Ruanda ile Türkiye, İngiltere’de  “ucuz çözüm ülkesi” ilan edildi. Ruanda’yı bilir misiniz?

11 milyon nüfusu var.

Afrika’nın ortasında.

Denize kıyısı yok.

Kıtanın en yoksul kara ülkesi. Başkentinde bile kerpiçten gecekondular ve sokaklarında çıplak ayaklı çocuklar görebilirsiniz. Ormanlarını, sömürgeciler kese kese bitirdi, şu anda hiç ormanı kalmadı. Nesli tükenmekte olan “dağ gorilleri” ile turist çekmeye çalışıyor.

Bol yağmur alıyor.

Kahve üretiyor.

Çay bahçeleri var.

Yıllık toplam ticaret hacmi İstanbul’un ilçesi Bakırköy ya da Beşiktaş’ın toplam ticaret hacminin gerisinde kalıyor. Nüfusunun yüzde 85’i Hatu, yüzde 14’ü Tutsi, yüzde 1 Pigme.

1885’de:

Alman sömürgesiydi.

1922’de:

Belçika sömürgesi oldu.

Sömürgeciler, hep yaptıkları gibi, Ruanda’ya da “ırk ayrımcılığı mikrobunu” soktular. 1962’de bağımsız olduktan sonra devlet başkanın uçağı teknik bir arıza sonucu düşüp yere çakılınca Tutsiler ile Hatular “devlet başkanın kaza sonucu ölümünü birbirini suçlama malzemesi” yapıtılar.

İç savaş çıktı.

Kanlı soykırım.

1 milyon katledildi.

★★★

Böyle bir ülke olan Ruanda ile Türkiye’nin adı İngiltere’de bir araya gelip “seçim malzemesi” oldu. İngiltere’de Başbakan Boris Johnson; “yalan söylediği” ortaya çıkınca demokratik değerlere saygı gereği “istifa etmek” zorunda kaldı.

Yeni seçim olacak.

Yarış başladı.

Başbakanlığa aday olanlardan biri olan Dışişleri Bakanı Liz Truss, “seçilirsem sığınmacıları Ruanda ile Türkiye’ye yollayacağım” vaadinde bulundu. Geçen yıl İngiltere’ye küçük teknelerle 28 bin, bu yıl da 13 bin mülteci kaçak girip sığınmıştı. İngiltere’nin göçmenleri sınır dışı etmesini Avrupa İnsan Hakları Mahkemesi aldığı kararla engellemişti. Türkiye’ye gönderileceğini duyan İngiltere’deki sığınmacılar da “açlık grevine” başladılar.

Bu kibirli İngiliz.

Kendini beğenmiş.

Sömürge kafalı.

Bu densiz İngiliz politikacı hanım, neye dayanarak, kime güvenerek; “İngiltere’yi mülteciden temizleme” vaadini seçim malzemesi haline getirirken “Türkiye’nin adını da Ruanda’nın yanına” koyabiliyor? Bu İngiliz politikacı (Dış işleri Bakanı aynı zamanda) “müzakere yaptığını ve Türkiye’nin mültecileri kabule sıcak baktığını” da söylüyor.
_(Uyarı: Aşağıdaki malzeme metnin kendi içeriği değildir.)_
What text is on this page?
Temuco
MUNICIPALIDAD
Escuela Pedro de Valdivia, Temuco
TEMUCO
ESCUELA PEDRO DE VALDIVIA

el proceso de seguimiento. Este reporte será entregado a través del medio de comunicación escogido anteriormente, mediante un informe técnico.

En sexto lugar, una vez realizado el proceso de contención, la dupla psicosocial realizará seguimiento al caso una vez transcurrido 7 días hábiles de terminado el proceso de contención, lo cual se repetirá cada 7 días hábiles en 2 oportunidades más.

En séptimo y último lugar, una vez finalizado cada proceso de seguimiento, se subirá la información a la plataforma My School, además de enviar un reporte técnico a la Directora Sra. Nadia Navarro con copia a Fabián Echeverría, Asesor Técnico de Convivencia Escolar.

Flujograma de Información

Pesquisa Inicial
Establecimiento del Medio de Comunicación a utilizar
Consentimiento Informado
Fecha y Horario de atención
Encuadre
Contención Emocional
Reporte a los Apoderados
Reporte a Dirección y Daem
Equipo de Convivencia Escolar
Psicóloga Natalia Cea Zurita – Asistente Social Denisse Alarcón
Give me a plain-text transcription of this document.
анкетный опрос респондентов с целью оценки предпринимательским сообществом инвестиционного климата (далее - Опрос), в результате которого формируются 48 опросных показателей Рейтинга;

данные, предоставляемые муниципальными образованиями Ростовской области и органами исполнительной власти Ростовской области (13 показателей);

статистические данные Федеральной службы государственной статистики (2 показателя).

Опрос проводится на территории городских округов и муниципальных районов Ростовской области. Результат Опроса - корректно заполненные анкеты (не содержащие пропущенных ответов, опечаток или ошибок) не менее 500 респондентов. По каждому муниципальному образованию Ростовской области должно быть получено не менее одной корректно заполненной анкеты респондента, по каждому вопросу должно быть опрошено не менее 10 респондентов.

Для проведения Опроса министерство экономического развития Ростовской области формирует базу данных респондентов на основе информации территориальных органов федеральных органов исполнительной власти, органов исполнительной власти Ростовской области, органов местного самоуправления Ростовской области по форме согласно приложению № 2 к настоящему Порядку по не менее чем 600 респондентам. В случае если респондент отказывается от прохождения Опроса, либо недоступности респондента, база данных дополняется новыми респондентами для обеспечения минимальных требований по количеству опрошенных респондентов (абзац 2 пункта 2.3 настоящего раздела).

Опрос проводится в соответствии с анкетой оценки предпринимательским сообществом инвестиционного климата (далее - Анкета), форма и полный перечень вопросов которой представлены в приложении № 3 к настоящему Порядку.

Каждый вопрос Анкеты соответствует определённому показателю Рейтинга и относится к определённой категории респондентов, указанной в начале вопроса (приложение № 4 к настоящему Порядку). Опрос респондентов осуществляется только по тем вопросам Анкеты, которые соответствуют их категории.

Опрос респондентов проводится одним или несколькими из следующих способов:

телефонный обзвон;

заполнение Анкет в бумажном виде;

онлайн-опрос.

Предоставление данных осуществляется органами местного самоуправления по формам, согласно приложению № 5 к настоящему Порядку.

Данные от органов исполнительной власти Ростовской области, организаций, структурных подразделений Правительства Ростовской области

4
İngiliz’e mi hayıflanmalı yoksa “Türkiye’nin görüntüsünü batmış, dövize muhtaç, ver eline 3-4 milyon doları mülteci deposu olarak kullan”  durumuna düşürenlere mi “utanın” demeli.

★★★

Rastlantıya bak!

Geçen hafta bir İngiliz gazeteci de  Adana’ya kadar gelip Çukurova toprağında İngiltere’den yollanmış çöplük dağlarının fotoğraflarını çekti. İçindekiler yenmiş kutuları, ambalajları, poşetleri, palastık kapları, pisliği, kiri kalmış çöplük dağ olmuş Adana’da birikmişti. İngiliz gazeteci gazetesinde şunları yazdı:

“Adana’dayım.

Utancı gördüm.

Attıklarımız.

Çöplerimiz.

Pisliğimiz.

Buraya Adana’ya gönderilmiş. Burada açık havada yakılıyorlar. Türkiye’nin insanları zehirleniyor, çevre felaketi yaşanıyor, biz kendi pisliğimizle bir başka ülkede sağlık sorunları yaratıyoruz”

İngiliz gazeteci!

Dürüst kalem.

Namuslu yazar.

Kendi politikacısına ve yazı yazdığı gazetesinin okuruna “utanın” diye sesleniyor.

Yasal olmayan.

İnsanlık dışı.

Çevreyi kirletici.

Doğayı öldürücü.

Hastalık yaratıcı.

Olduğunu bile bile Türkiye’nin en verimli toprakları Çukurova’da çöp dağları yarattık, buna hakkımız yok, diye haykırıyor.

★★★

Ben de sesleneyim.

20 yıldır yönetiyorlar.

Ben de onlara yazayım.

“Utanın” diyeyim.

Türkiye’yi İngiliz gazetecinin bile görünce “utanca battığı” bir çöplük ülkesi haline getirdiniz. İngiliz politikacı da “seçilirsem sığınmacıları Türkiye’ye yollayacağım” dedi.

“Utanın..”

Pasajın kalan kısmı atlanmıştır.